Addiction & Mental Health

    Treatment Services

    How To Choose The Right Rehab

    When deciding which treatment is right an early consideration is whether outpatient or inpatient rehab is best. Learning as much as you can about the different treatments and approaches will make deciding easier.

    Our professionals will assess:

    • Duration, type and severity of addiction
    • Age and general health
    • Other medications
    • Mental health

    1) Inpatient Addiction Treatment.

    The first phase of rehab is detox. This will be medically managed to ensure it is safe and comfortable. Some addictions can be severe and even life threatening. Withdrawal symptoms must be medically managed in a professional clinic allowing medication to slowly wean the patient off the drugs or alcohol and normalise their sleeping and eating routines.

    Behavioural addictions like sex, gambling or eating disorders normally don’t require a medical detox.

    Then it’s time to treat the underlying causes of the addition to alcohol, drugs or other compulsive behaviours. This will involve a tailored treatment plan being developed by a multidisciplinary team of doctors, counsellors, nurses, occupational therapists, psychologists and social workers. The treatment plan in continually evolved to meet patients changing needs.

    Treatment needs to be comprehensive using evidence-based therapies that allow the patient to reintegrate back into society, family and work.

    Adolescents have different needs and will be treated in a separate facility. Mixing the two populations is not best practice.

    2) Outpatient Rehab Options.

    Outpatient programmes are suitable for with less severe addictions that do not require a detox. Different out-patient rehabs can provide treatment varying between 2 and 8 hours a day. This allows patients to sleep at home and some to continue working.

    Out-patient rehab uses similar treatment modalities such as individual counselling, group therapy, lectures, medication-assisted therapy, conjoint family therapy and aftercare planning.

    Random alcohol and drug tests are necessary to ensure sobriety outside of treatment. Should this less intensive outpatient route fail, in-patient treatment is recommended. Patients with a dual diagnosis (mental health issues and addiction) or severe, long-standing addictions generally require inpatient treatment.

    3) Positive Treatment Experience.

    Evidence shows that a positive group therapy experience plays a significant role in treatment and its success.

    Group therapy reduces feelings of shame and isolation, instilling hope and a connection to sober peers. Shared recovery wisdom allows patients to encourage one another and model sober behaviour. This includes confronting each other on “blind spots” about the effects of addiction or other negative behaviours.

    Some important facts to know about treatment.

    • The sooner someone with an addiction gets help, their better their chances of recovery.
    • The patient does not have to want to be admitted for treatment to be successful.  Addiction has been proven to be a brain disease and addition itself often makes patients last to realise the severity of the problem.
    • Families and friends can be co-dependently enabling.
    • Costs: Unless you’re on a medical aid or some form of private medical insurance, paying for treatment can be expensive.
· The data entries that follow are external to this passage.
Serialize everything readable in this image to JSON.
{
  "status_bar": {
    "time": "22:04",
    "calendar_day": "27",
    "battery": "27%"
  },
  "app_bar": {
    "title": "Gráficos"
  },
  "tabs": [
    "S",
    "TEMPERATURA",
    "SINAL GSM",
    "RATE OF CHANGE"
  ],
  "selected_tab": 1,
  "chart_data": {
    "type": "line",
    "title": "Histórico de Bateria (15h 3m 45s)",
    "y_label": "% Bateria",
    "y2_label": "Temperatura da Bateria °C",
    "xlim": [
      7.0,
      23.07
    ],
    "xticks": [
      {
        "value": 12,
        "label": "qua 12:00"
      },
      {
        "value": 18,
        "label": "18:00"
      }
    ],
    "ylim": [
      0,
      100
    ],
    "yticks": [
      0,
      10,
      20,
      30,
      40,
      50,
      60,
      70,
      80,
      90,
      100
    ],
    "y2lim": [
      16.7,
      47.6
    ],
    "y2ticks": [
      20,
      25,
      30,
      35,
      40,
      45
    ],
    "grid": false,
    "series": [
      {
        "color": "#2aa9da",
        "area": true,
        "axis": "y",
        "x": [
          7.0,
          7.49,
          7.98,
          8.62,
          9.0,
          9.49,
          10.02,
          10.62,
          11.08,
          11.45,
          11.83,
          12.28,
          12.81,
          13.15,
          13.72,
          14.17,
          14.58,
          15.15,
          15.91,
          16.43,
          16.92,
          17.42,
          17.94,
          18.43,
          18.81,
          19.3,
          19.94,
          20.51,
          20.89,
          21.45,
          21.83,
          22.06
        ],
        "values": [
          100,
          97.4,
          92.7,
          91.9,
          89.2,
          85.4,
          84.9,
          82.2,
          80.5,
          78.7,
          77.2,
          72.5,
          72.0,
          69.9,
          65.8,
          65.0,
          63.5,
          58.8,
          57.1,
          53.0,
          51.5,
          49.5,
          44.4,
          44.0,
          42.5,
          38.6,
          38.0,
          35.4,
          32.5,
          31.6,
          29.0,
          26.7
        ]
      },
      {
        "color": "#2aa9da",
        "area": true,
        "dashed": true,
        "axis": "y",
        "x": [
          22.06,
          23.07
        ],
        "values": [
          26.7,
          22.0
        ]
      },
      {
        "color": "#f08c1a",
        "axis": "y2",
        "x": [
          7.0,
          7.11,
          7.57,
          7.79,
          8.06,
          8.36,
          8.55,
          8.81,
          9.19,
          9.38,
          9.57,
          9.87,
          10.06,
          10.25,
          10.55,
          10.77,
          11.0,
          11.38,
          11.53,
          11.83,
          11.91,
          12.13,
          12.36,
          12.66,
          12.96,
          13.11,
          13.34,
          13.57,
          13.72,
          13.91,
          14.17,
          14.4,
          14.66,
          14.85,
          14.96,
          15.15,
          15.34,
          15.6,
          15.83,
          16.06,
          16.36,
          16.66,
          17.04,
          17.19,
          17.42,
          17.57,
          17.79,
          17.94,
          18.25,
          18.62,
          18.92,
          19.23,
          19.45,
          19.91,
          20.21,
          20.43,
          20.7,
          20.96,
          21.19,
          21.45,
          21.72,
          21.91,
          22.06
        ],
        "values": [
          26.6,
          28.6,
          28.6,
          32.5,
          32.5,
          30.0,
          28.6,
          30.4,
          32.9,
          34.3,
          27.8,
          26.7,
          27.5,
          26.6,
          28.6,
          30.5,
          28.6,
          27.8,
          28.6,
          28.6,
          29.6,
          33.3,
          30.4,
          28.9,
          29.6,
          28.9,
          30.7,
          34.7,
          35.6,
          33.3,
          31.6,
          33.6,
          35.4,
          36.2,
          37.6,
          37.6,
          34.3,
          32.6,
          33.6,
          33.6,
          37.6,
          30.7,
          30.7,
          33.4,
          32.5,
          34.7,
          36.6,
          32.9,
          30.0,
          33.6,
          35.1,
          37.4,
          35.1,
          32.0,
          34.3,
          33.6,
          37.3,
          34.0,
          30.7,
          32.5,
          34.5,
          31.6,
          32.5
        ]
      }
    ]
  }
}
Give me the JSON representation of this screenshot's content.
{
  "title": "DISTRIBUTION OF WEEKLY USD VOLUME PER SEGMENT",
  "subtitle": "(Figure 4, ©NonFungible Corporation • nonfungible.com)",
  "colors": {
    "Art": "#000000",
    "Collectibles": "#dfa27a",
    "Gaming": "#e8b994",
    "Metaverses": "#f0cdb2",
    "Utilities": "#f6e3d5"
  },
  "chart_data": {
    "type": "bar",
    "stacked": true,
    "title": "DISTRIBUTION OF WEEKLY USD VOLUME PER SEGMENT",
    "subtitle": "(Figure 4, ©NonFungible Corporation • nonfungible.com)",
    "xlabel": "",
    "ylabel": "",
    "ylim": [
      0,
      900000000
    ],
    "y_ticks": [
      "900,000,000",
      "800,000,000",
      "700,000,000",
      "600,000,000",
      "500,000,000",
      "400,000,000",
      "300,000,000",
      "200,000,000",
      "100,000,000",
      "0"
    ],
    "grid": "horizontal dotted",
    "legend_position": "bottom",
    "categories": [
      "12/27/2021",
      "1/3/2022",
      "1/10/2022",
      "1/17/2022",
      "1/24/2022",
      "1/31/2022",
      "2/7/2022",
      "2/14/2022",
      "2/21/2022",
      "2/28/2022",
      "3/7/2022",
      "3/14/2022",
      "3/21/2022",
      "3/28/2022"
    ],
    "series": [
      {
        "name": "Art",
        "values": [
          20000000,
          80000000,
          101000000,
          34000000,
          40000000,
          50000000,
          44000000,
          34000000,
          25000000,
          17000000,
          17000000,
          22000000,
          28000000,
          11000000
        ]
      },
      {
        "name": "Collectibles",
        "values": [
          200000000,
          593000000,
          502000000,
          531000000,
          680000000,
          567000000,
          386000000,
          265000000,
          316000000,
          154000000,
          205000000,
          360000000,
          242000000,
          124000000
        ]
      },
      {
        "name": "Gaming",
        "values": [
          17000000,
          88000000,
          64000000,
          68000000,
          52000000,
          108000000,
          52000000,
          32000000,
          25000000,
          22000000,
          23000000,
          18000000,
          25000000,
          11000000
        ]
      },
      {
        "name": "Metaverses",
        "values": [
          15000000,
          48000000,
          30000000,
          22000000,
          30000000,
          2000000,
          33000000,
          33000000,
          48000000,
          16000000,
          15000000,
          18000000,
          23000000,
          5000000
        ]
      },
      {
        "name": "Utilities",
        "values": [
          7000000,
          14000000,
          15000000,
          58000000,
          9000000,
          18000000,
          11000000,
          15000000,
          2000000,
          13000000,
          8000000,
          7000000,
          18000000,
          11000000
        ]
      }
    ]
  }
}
However, the cost of not getting treatment is much higher.
    • Time: It’s one of the oldest truisms in the addiction treatment field: the best friend a patient has in treatment is time.  Individuals say, “Oh, I couldn’t possibly be away from home and work for 30 days.” But the reality is that if you die from this disease, you’ll be away a lot longer.  While some patients stay for a detox only, stays of 30 days to 90 days allow patients to focus on recovery as well as psychological issues, improving success.

    Every patient’s needs must be assessed to formulate an individualised treatment plan that is evidence-based and continuously adapted during treatment to meet their changing needs.

    4) Extended Treatment and Long-Term Rehab.

    Continued care takes place in a variety of settings, from ongoing inpatient treatment at a secondary care centre, a halfway house, weekly aftercare groups, meetings with therapists and various 12 step self-help groups.

    Invariably patients that choose to have more support are better able to maintain sobriety.

    Some patients can reintegrate into a healthy sober lifestyle with aftercare support and some need long-term rehab before beginning the reintegration journey.

    Halfway Houses are the most cost-effective way of extending treatment long-term. They’re useful for reintegration or when the living situation doesn’t support sobriety.

    5) Getting Help.

    Finding the right addiction rehab for you or a loved one may seem like a scary task but it doesn’t have to be.

    Treatment professionals are on hand to help you every step of the way.  Speaking to your doctor or mental health professional may be a good first step in determining the best type of addiction treatment to suit your needs.